Çok geniş boyutlu tartışmalara, tepkilere, protestolara, gösterilere neden olan Vergi Yasası Meclis’ten geçtikten sonra Cumhurbaşkanı Eroğlu tarafından da imzalandı. Resmi Gazete’de de yayınlanmasından hemen sonra yürürlükte olacaktır.
Devletine, yasalar çerçevesinde gerekli vergileri ödemek her yurttaşın vatani görevidir. Bu vergiler kesinlikle tahsil edilecektir. İrsen Küçük hükümeti, bütün eleştirilere ve tepkilere rağmen Ankara’nın hazırlamış olduğu ekonomik paketi yürürlüğe koymakta kararlı olduğunu göstermiştir. Vergi ise vergi, harç ise harç... Tasarruf, harcamalarda kesinti ise kesinti. (Ama durmadan yeni müdür ve müsteşar tayinlerine devam! Öyle mi?)
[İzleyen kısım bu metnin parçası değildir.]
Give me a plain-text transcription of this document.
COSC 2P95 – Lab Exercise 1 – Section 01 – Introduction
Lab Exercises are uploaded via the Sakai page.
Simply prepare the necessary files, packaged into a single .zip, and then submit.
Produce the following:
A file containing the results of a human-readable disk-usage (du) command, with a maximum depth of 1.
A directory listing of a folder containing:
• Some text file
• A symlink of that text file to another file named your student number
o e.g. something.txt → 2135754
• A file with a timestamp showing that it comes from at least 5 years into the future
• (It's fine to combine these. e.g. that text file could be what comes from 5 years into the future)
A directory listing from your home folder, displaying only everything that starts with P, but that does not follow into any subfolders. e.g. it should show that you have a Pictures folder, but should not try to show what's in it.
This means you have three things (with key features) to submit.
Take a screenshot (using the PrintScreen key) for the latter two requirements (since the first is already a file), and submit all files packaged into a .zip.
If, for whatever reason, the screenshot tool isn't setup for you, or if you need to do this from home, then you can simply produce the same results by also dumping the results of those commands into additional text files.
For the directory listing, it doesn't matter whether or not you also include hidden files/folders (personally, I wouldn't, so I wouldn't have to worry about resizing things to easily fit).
Kayıt dışı gelirlerden vergi toplamaksa onu da toplayacak. Ancak, nasıl ve ne ölçüde bunu başaracağı tartışılacak konudur.
Mübarek Ramazan ve aşırı sıcaklar niyetlilerimizi, oruç tutabilenlerimizi hayli zorlarken, bir yandan da vergi meselesi ile günlük yaşamda karşılaşılan pahalılık (ekmeğe, elektriğe, petrole, sigaraya, içkiye vs. zamlar) ve diğer sıkıntılar ağırlıklarını hissettirmektedir. İnsanlarımızın sağlığı da sarsılmaktadır.
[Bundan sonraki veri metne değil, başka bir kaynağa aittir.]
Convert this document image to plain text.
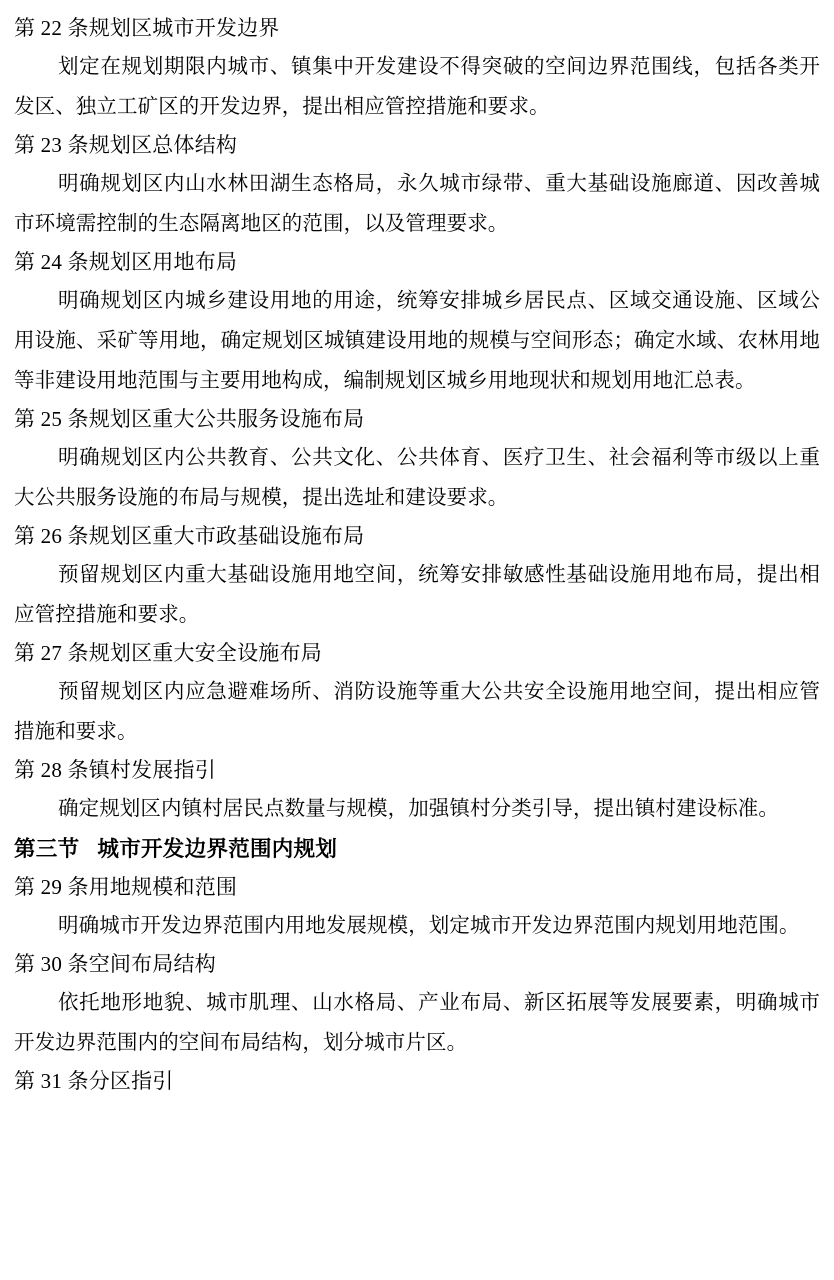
第 22 条规划区城市开发边界
划定在规划期限内城市、镇集中开发建设不得突破的空间边界范围线，包括各类开发区、独立工矿区的开发边界，提出相应管控措施和要求。
第 23 条规划区总体结构
明确规划区内山水林田湖生态格局，永久城市绿带、重大基础设施廊道、因改善城市环境需控制的生态隔离地区的范围，以及管理要求。
第 24 条规划区用地布局
明确规划区内城乡建设用地的用途，统筹安排城乡居民点、区域交通设施、区域公用设施、采矿等用地，确定规划区城镇建设用地的规模与空间形态；确定水域、农林用地等非建设用地范围与主要用地构成，编制规划区城乡用地现状和规划用地汇总表。
第 25 条规划区重大公共服务设施布局
明确规划区内公共教育、公共文化、公共体育、医疗卫生、社会福利等市级以上重大公共服务设施的布局与规模，提出选址和建设要求。
第 26 条规划区重大市政基础设施布局
预留规划区内重大基础设施用地空间，统筹安排敏感性基础设施用地布局，提出相应管控措施和要求。
第 27 条规划区重大安全设施布局
预留规划区内应急避难场所、消防设施等重大公共安全设施用地空间，提出相应管措施和要求。
第 28 条镇村发展指引
确定规划区内镇村居民点数量与规模，加强镇村分类引导，提出镇村建设标准。
第三节 城市开发边界范围内规划
第 29 条用地规模和范围
明确城市开发边界范围内用地发展规模，划定城市开发边界范围内规划用地范围。
第 30 条空间布局结构
依托地形地貌、城市肌理、山水格局、产业布局、新区拓展等发展要素，明确城市开发边界范围内的空间布局结构，划分城市片区。
第 31 条分区指引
Bütün bunlara ek olarak sık sık kesilen elektrik akımı, klimaların, buzdolaplarının, derin dondurucuların, bilgisayarların ve birçok elektrikli ev eşyasının arızalanmasına neden olmakta, insanlara yeni masraflar çıkartmaktadır.
Hükümet edenlerimiz, Milletvekillerimiz çok yorulmuş olmalılar. Yoğun çalışmalar, sıcaklar, şikayet dinlemeler onları da oldukça bunaltmıştır. Meclis tatile girmiş, vekiller dinlenmek için deniz kenarlarına, tatil yerlerine koşmuştur. Bazıları yurtdışına uzun seyahatlere çıkmıştır. Zavallı kabine mensupları, çalışkan Bakanlarımız direnmekte, koltuklarını bir an için bile bırakmamakta. Olur ya, birileri kapabilir. Özellikle de bu kritik günlerde görev başında olmak, Başbakan’a yakın durmak en akılcıl tutumdur, değil mi?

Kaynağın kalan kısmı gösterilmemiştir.